Archive for March 30th, 2008
Enjoying Shower Time
Author: Ams
Showers are amazing. Not only do you get that awesome feeling of clenliness as warm water soothes your body, but it’s also alone time away from the world to think about anything and everything. As I stood in the tub yesterday under the water I thought about a friend I had talked to earlier in the day. She just broke up with her boyfriend and was understandably quite upset. I listened to her and then shared my experiences with Jack’s and my 3 (or 4?) breaks and one break-up during our four and a half years together. I told her how at the time it hurts like hell but after you scream and weep out all the overwhelming emotions you can face the deeper emotions and thoughts that you wouldn’t otherwise have access to. And once you deal with the second set of emotions and thoughts, you realize things about yourself, your (ex-) partner, and your relationship that you couldn’t really place your finger on before. I think she was relieved to hear that there is light at the end of the tunnel. Still, I couldn’t help but remember how I felt during that time…and it really was hell.
Thinking about this in the shower put things in perspective for me. Previously I didn’t really have high expectations for stereotypical relationship expectations (ie. material love, celebrating extravagantly, regulated romance), but after watching Sex and the City over the past few months, my expectations seemed to shift. It’s quite ridiculous when I think about it now. Why did I want what they had when really, they are so fucked up? How could I not see how much more healthy my relationship with Jack is where we actually had intimacy? Why did I want Jack to perform like all the pieces of meat the four women would bang…well, I can’t say that I ever wanted Samantha’s “love” life. I was mostly awed at Aiden.
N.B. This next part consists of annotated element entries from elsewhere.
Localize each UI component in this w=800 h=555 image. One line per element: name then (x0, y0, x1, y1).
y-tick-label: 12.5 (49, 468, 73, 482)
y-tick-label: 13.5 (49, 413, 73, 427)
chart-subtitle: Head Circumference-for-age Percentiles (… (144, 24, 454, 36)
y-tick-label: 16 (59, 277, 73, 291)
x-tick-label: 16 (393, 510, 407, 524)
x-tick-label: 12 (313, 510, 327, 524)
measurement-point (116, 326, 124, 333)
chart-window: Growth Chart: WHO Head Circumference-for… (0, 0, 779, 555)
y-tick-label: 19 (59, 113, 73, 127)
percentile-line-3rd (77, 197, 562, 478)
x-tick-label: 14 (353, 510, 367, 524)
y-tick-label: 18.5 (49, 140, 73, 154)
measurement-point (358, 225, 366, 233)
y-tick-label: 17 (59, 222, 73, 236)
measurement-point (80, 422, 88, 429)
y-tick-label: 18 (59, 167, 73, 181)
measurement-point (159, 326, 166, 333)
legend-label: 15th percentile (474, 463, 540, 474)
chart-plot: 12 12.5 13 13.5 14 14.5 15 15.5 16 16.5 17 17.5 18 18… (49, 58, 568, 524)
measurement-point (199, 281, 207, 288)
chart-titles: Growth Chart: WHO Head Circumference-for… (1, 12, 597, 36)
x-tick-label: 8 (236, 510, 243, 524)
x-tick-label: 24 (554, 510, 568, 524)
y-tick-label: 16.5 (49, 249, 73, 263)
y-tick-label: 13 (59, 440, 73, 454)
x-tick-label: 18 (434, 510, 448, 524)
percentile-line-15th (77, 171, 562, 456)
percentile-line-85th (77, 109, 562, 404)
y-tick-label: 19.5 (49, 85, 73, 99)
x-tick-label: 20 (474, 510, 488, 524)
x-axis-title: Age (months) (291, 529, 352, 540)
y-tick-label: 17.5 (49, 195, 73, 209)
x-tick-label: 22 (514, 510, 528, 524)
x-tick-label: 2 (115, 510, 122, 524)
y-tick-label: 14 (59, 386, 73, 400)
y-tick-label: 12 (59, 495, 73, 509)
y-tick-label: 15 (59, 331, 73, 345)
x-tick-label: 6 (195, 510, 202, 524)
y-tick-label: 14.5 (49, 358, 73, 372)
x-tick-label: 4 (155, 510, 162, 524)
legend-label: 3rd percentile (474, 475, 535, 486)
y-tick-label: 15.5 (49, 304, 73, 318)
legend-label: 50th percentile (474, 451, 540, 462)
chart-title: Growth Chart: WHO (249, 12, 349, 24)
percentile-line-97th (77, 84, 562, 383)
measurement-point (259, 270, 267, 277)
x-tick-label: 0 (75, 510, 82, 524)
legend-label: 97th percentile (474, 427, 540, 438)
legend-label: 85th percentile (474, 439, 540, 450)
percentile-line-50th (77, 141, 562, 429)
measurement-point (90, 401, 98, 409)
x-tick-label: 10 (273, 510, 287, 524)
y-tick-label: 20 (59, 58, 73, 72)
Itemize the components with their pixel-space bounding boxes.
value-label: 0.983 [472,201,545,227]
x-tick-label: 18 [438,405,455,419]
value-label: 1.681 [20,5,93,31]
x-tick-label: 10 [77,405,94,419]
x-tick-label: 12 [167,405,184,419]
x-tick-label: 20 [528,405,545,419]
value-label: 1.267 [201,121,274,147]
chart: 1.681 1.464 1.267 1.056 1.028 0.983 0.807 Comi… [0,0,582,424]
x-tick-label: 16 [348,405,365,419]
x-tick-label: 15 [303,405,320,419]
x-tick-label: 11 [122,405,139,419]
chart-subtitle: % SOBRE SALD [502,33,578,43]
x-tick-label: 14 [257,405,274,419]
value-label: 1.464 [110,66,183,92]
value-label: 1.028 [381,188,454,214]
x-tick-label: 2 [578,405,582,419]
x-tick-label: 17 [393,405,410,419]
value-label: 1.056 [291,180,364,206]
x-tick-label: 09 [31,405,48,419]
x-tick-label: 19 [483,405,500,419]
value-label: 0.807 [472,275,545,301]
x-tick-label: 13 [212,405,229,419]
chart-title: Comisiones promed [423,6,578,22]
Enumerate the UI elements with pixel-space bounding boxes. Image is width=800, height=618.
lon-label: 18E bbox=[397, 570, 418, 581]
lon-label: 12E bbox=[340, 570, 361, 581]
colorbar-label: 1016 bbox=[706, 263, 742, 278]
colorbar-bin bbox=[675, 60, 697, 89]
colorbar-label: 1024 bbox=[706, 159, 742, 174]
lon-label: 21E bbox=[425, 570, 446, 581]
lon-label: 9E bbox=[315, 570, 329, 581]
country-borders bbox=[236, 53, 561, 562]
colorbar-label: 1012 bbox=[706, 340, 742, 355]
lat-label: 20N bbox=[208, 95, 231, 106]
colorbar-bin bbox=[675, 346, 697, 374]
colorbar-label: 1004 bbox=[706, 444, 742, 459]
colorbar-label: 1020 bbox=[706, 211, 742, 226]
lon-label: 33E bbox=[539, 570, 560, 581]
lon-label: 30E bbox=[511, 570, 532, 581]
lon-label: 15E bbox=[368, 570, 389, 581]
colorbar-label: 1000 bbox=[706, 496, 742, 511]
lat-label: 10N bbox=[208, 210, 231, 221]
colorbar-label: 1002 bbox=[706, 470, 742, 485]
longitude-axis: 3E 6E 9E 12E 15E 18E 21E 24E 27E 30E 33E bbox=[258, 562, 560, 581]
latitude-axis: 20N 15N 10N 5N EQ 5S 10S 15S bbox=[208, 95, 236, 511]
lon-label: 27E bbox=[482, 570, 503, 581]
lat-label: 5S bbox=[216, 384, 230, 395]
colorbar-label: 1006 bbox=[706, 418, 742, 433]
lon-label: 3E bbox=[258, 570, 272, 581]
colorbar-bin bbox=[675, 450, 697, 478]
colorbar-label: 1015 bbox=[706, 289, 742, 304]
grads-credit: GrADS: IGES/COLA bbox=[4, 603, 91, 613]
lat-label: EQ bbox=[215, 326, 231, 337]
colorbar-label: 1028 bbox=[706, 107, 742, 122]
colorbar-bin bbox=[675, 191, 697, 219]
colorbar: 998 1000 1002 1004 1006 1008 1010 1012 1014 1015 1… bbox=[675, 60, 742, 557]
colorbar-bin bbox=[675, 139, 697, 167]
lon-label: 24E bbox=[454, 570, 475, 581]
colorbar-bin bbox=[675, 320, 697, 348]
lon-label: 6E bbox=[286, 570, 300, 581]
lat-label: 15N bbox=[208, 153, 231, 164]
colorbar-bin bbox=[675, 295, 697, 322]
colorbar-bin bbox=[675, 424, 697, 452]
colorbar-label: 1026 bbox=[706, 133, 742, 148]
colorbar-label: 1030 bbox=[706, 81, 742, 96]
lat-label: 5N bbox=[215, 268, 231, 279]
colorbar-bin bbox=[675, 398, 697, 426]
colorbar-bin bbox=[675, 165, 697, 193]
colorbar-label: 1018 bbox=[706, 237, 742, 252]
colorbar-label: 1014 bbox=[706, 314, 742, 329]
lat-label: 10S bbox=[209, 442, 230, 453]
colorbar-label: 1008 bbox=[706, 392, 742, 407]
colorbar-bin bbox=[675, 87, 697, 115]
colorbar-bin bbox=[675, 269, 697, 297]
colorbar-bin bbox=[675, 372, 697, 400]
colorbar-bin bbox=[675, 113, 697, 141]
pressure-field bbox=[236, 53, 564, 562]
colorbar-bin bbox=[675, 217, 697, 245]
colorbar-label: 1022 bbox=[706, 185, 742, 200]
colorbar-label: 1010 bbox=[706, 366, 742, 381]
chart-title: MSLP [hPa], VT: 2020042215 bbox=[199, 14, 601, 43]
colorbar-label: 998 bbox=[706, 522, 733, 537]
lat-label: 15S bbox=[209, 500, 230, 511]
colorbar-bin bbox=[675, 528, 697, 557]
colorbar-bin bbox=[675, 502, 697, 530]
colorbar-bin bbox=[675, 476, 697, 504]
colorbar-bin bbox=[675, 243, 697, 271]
Damn that Carrie for being such a bitch. =P
While in the shower I asked myself what was the last romantic thing that Jack did for me. And of course I was trying to remember the stereotypical actions (ie. buying flowers or some other useless token that would eventually rot), and of course I couldn’t think of anything. So I asked myself what had Jack done recently that really touched me. Do you know what I thought of? The one time in my life when I was hung over and Jack took care of me. He cleaned up my puke, took care of me the next day (even though he had a killer migrane), and never once complained. Only someone who really loves you will do that. No amount of money can buy it. So I’m glad I don’t have money thrown at me, because I’ve got the real deal.
My friend asked me last week how I knew Jack was the one. I didn’t know how to articulate my feelings to her, but now I know I should have said: he loves me at my worst. Man, my heart feels so warm and fuzzy right now. ^_^
P.S. Don’t worry, I will never get that wasted ever again.